ÖYLE bekleyelim de, tekzip etmezse sonra yazalım dediğimizi zannetmeyin.
Çünkü Adalet Bakanı Mehmet Ali Şahin’in, "Size göre yargı bağımsız mı?" diye soran gazeteciye, "Gayet tabii... Yargının birtakım sorunları var, ama Türkiye’de yargı bağımsız değildir demeyi de haksızlık sayarım" yanıtı vermesi sürpriz değildi.
Şahin’e göre "Yargının bağımsızlığı konusundaki tartışmalar, dışarıdan yargıya çokça müdahale girişimi sonucu ortaya çıkıyor"muş.
Demek ki Adalet ve Kalkınma Partisi (AKP) hükümeti, "Türkiye’de yargının bağımsız olduğuna" inanmaktadır.
Peki ama o zaman AKP programına 2001 yılında konulan ve halen de orada duran "Yargıç tarafsızlığı ve yargı bağımsızlığı tam olarak sağlanacak, yargıç güvenceleri korunacaktır" ibaresi neyi ifade ediyor?
"Evet o zaman öyle yazıldı ama sonra yargıyı bağımsızlaştıracak, yargıca güven sağlayacak şu şu yasalar çıkarıldı" diyebilseniz, mesele kalmaz ama herkes biliyor ki, yok öyle bir şey.
Daha doğrusu o yönde bir yasa çıkarılmasından vazgeçtik, ne bir önceki Bakan Cemil Çiçek ne de şimdiki bakan Mehmet Ali Şahin, bu yönde bir tek yasa taslağı hazırlatmadı.
Ondan da vazgeçtik.
Adalet Bakanı Mehmet Ali Şahin’in geçen yıl mayıs başında Avrupa Birliği Genişlemeden Sorumlu Komiseri Olli Rehn’e alelacele sunduğu bir "Yargı Reformu Strateji Belgesi" vardı. Onu anımsarsınız.
Söz konusu belge bilindiği gibi, Avrupa Birliği’nin baskısı üzerine hazırlanmıştı. Çünkü AB bize -daha doğrusu hükümete- "Öteki ülkeler gibi siz de yargı reformunuzu hangi aşamalarda neler yaparak gerçekleştireceğinizi ortaya koyan bir Strateji Belgesi hazırlayıp vermezseniz, AB’ye üyelik müzakerelerinin "Yargı Faslı"nı açmayız" demişti.
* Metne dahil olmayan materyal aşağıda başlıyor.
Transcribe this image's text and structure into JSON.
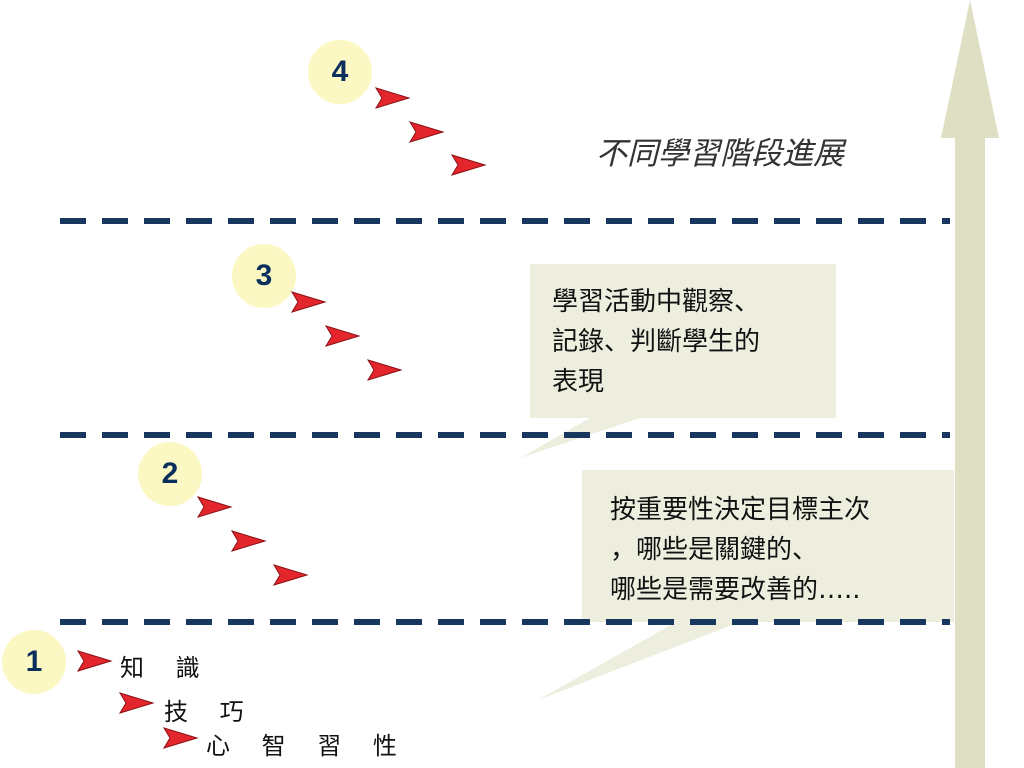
{
  "title": "不同學習階段進展",
  "stages": [
    {
      "number": "1"
    },
    {
      "number": "2"
    },
    {
      "number": "3"
    },
    {
      "number": "4"
    }
  ],
  "stage1_items": [
    "知 識",
    "技 巧",
    "心 智 習 性"
  ],
  "callout_top": {
    "lines": [
      "學習活動中觀察、",
      "記錄、判斷學生的",
      "表現"
    ]
  },
  "callout_bottom": {
    "lines": [
      "按重要性決定目標主次",
      "，哪些是關鍵的、",
      "哪些是需要改善的….."
    ]
  },
  "colors": {
    "dash": "#17375e",
    "circle": "#fbf8c4",
    "number": "#0b2f5c",
    "arrow": "#e3262b",
    "callout": "#eeeedf",
    "axis": "#dfdfc3"
  },
  "icons": {
    "stage_arrow": "red-pointer-arrow-icon",
    "axis": "up-arrow-icon"
  }
}
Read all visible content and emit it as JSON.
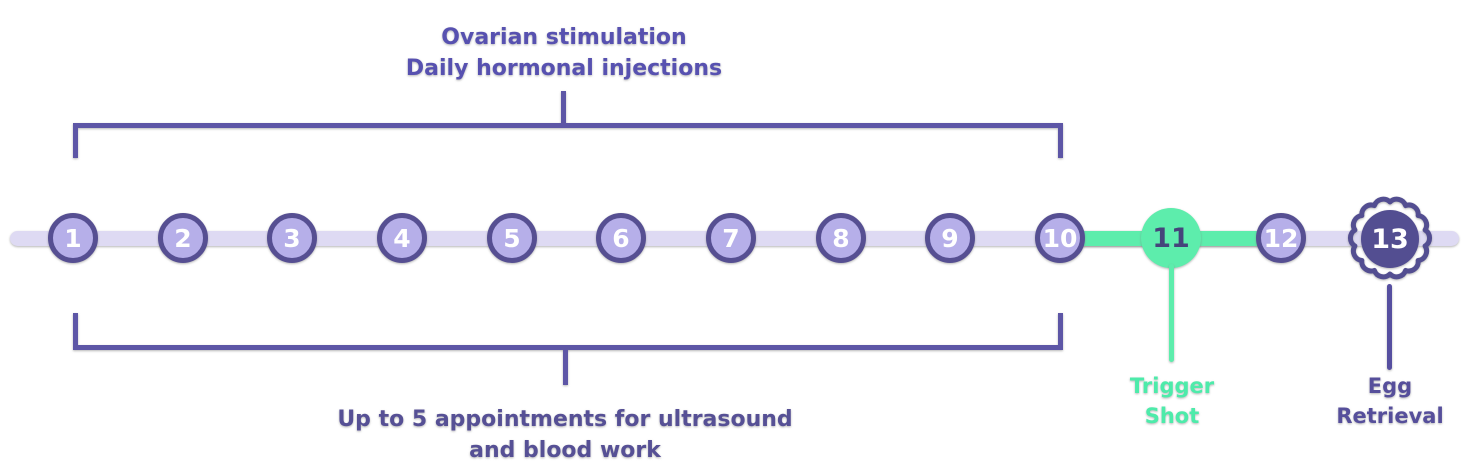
{
  "timeline": {
    "days": [
      {
        "number": "1"
      },
      {
        "number": "2"
      },
      {
        "number": "3"
      },
      {
        "number": "4"
      },
      {
        "number": "5"
      },
      {
        "number": "6"
      },
      {
        "number": "7"
      },
      {
        "number": "8"
      },
      {
        "number": "9"
      },
      {
        "number": "10"
      },
      {
        "number": "11"
      },
      {
        "number": "12"
      },
      {
        "number": "13"
      }
    ]
  },
  "labels": {
    "stimulation": {
      "line1": "Ovarian stimulation",
      "line2": "Daily hormonal injections"
    },
    "appointments": {
      "line1": "Up to 5 appointments for ultrasound",
      "line2": "and blood work"
    },
    "trigger": {
      "line1": "Trigger",
      "line2": "Shot"
    },
    "retrieval": {
      "line1": "Egg",
      "line2": "Retrieval"
    }
  },
  "colors": {
    "track_lavender": "#dedaf3",
    "track_green": "#5dedac",
    "node_fill": "#b6afe9",
    "node_border": "#564f92",
    "node_number": "#ffffff",
    "trigger_fill": "#5dedac",
    "trigger_number": "#45447b",
    "retrieval_fill": "#534e91",
    "bracket_purple": "#5d56a6",
    "label_purple": "#5751b0",
    "label_green": "#4debaa"
  }
}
Üstelik "yargı reformu"nun, yargıyı siyasi baskıdan tamamen uzak hale getirmesi yani AKP programındaki ifadeyle "yargı bağımsızlığını tam olarak sağlayacak" tedbirleri içermesi şart koşuluyordu.
Peki belgede o tedbirler var mıydı?
Yargıyı bağımsızlaştırmak şöyle dursun belgede, Hákimler ve Savcılar Yüksek Kurulu’na (HSYK) Meclis tarafından da üye seçilmesi yani "siyasi iradenin, yargıya şekil vermesi" önerilmekteydi.
Ötekilerden söz etmiyoruz. Örneğin, Adalet Bakanı ile müsteşarınHSYK’da kalmaları, adliteftiş mekanizmasının, yargıç ve savcıların sicil dosyalarının ve HSYK sekreteryasının Bakanlık bünyesinde olması, savcıların ve yargıçların "idari" açıdan Bakanlığa bağlı kalmaları gibi sakıncalar aynen korunmaktaydı.
Dahası... Adalet Bakanı Şahin, kimsenin aklına gelmeyen -muhtemelen eşi de bulunmayan- bir öneriyi daha dile getiriyor ve "Anayasa Mahkemesi üyeleri hakkında disiplin cezası yolunu açmak gerektiğini" ileri sürüyordu.
Belli ki Bakan Şahin’in oturduğu yerden bakınca tüm bunlar "yargı bağımsızlığı" yönünden sakınca teşkil etmiyor.
Evvelce de öyle oldu. Örneğin önce Demokrat Parti iktidarına, sonra da 12 Eylül yönetimine, "yargı bağımsızlığının önemini" anlatamadık.
Dediklerimizin doğru olduğunu ancak iktidardan uzaklaşınca anladılar.